Dental Antibiotics and C diff

The Center for Infectious Disease Research and Policy (CIDRAP) is raising the alarm about antibiotics prescribed by dentists and a possible connection to rising cases of Clostridium difficile. Researchers from the Minnesota Department of Health (MDH) conducted a study and found that 15% of the patients diagnosed with community-associated C difficile infection (CA CDI) between 2009 and 2015 had been prescribed antibiotics for a dental procedure.
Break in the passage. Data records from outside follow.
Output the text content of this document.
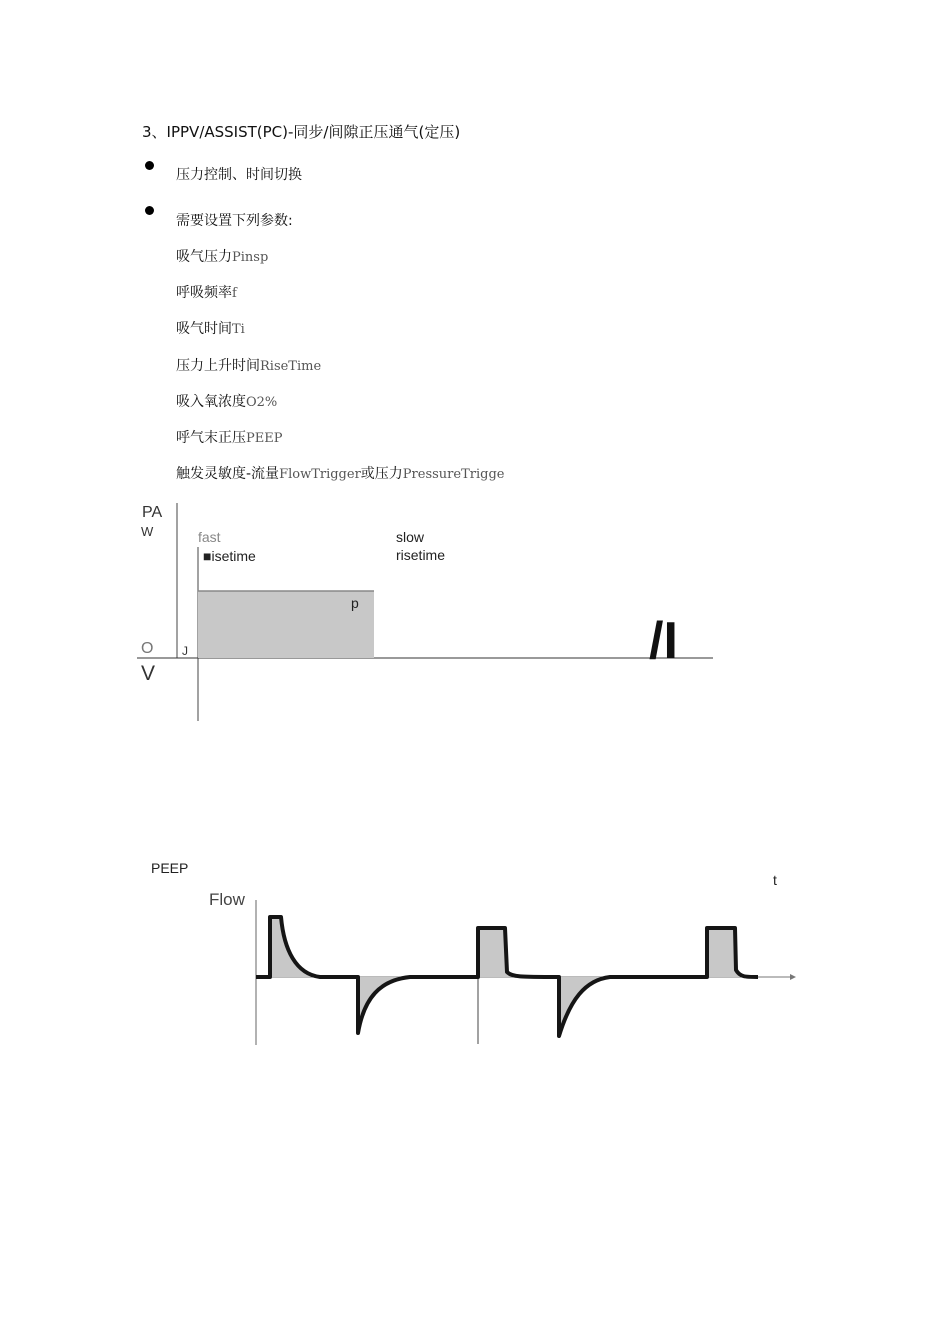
3、IPPV/ASSIST(PC)-同步/间隙正压通气(定压)
压力控制、时间切换
需要设置下列参数:
吸气压力Pinsp
呼吸频率f
吸气时间Ti
压力上升时间RiseTime
吸入氧浓度O2%
呼气末正压PEEP
触发灵敏度-流量FlowTrigger或压力PressureTrigge
PA
W
O
V
J
fast
■isetime
slow
risetime
p
/I
PEEP
Flow
t
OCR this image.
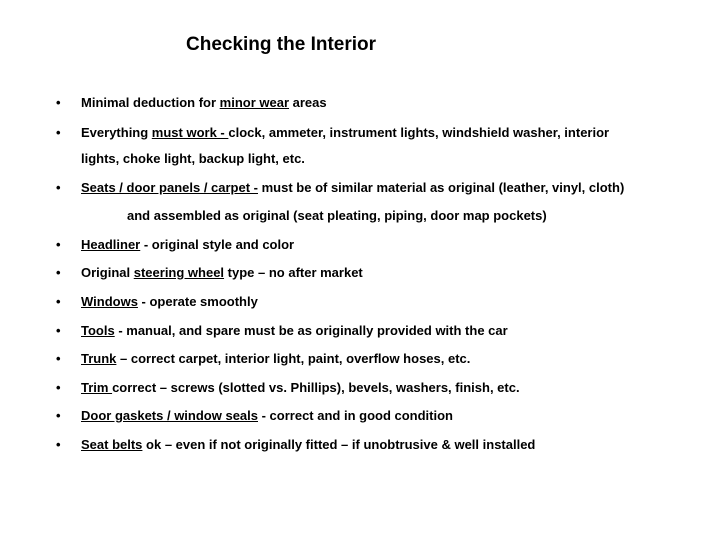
Checking the Interior
• Minimal deduction for minor wear areas
• Everything must work - clock, ammeter, instrument lights, windshield washer, interior
lights, choke light, backup light, etc.
• Seats / door panels / carpet - must be of similar material as original (leather, vinyl, cloth)
and assembled as original (seat pleating, piping, door map pockets)
• Headliner - original style and color
• Original steering wheel type – no after market
• Windows - operate smoothly
• Tools - manual, and spare must be as originally provided with the car
• Trunk – correct carpet, interior light, paint, overflow hoses, etc.
• Trim correct – screws (slotted vs. Phillips), bevels, washers, finish, etc.
• Door gaskets / window seals - correct and in good condition
• Seat belts ok – even if not originally fitted – if unobtrusive & well installed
CDI causes inflammation of the colon and severe, sometimes deadly diarrhea. It most frequently occurs in older patients who are taking antibiotics for other infections. The antibiotics disrupt the normal gut flora, wiping out both good and bad bacteria and allowing C difficile, a common environmental bacterium, to flourish in the intestinal tract.

In the study, the MDH researchers, interviewed 1,626 people from five Minnesota counties. Over half of them had been prescribed an antibiotic, and 15% of those prescriptions were for a dental procedure. Further, 136 had no mention of antibiotics in their medical chart. That finding highlights a disconnect between dental care and medical care. Dentist may not give patients enough information about potential side effects and patients don’t inform their medical doctors about what they’ve been prescribed for dental care. The situation presents an opportunity to educate patients, dentists and medical providers and encourage communication among all the members of patient’s healthcare team.

Inappropriate antibiotic use in dentistry

The authors of the study question how many of the prescriptions were necessary. Lead author and MDH epidemiologist Stacy Holzbauer, DVM, MPH told reporters, “Many of these prescriptions may not be meeting current prescribing guidelines. All prescribers, including dentists, should examine prescribing behavior for appropriateness.”

Dentists prescribe antibiotics to treat oral infections caused by tooth abscesses, and they also prescribe them prophylactically to prevent infections in patients with heart conditions and artificial joints. However, updated guidelines from the American Heart Association and American Dental Association (ADA) recommend prophylactic antibiotics only in a small number of patients with heart conditions, and not at all in patients with artificial joints. Antibiotics aren’t warranted for a tooth abscess in healthy individuals unless there are signs of systemic infection.

This is another area where further education and outreach is warranted. “Dentists need to be included in antibiotic stewardship programs,” Holzbauer said. “They’ve often been overlooked, and it’s absolutely critical that they are included to improve prescribing.”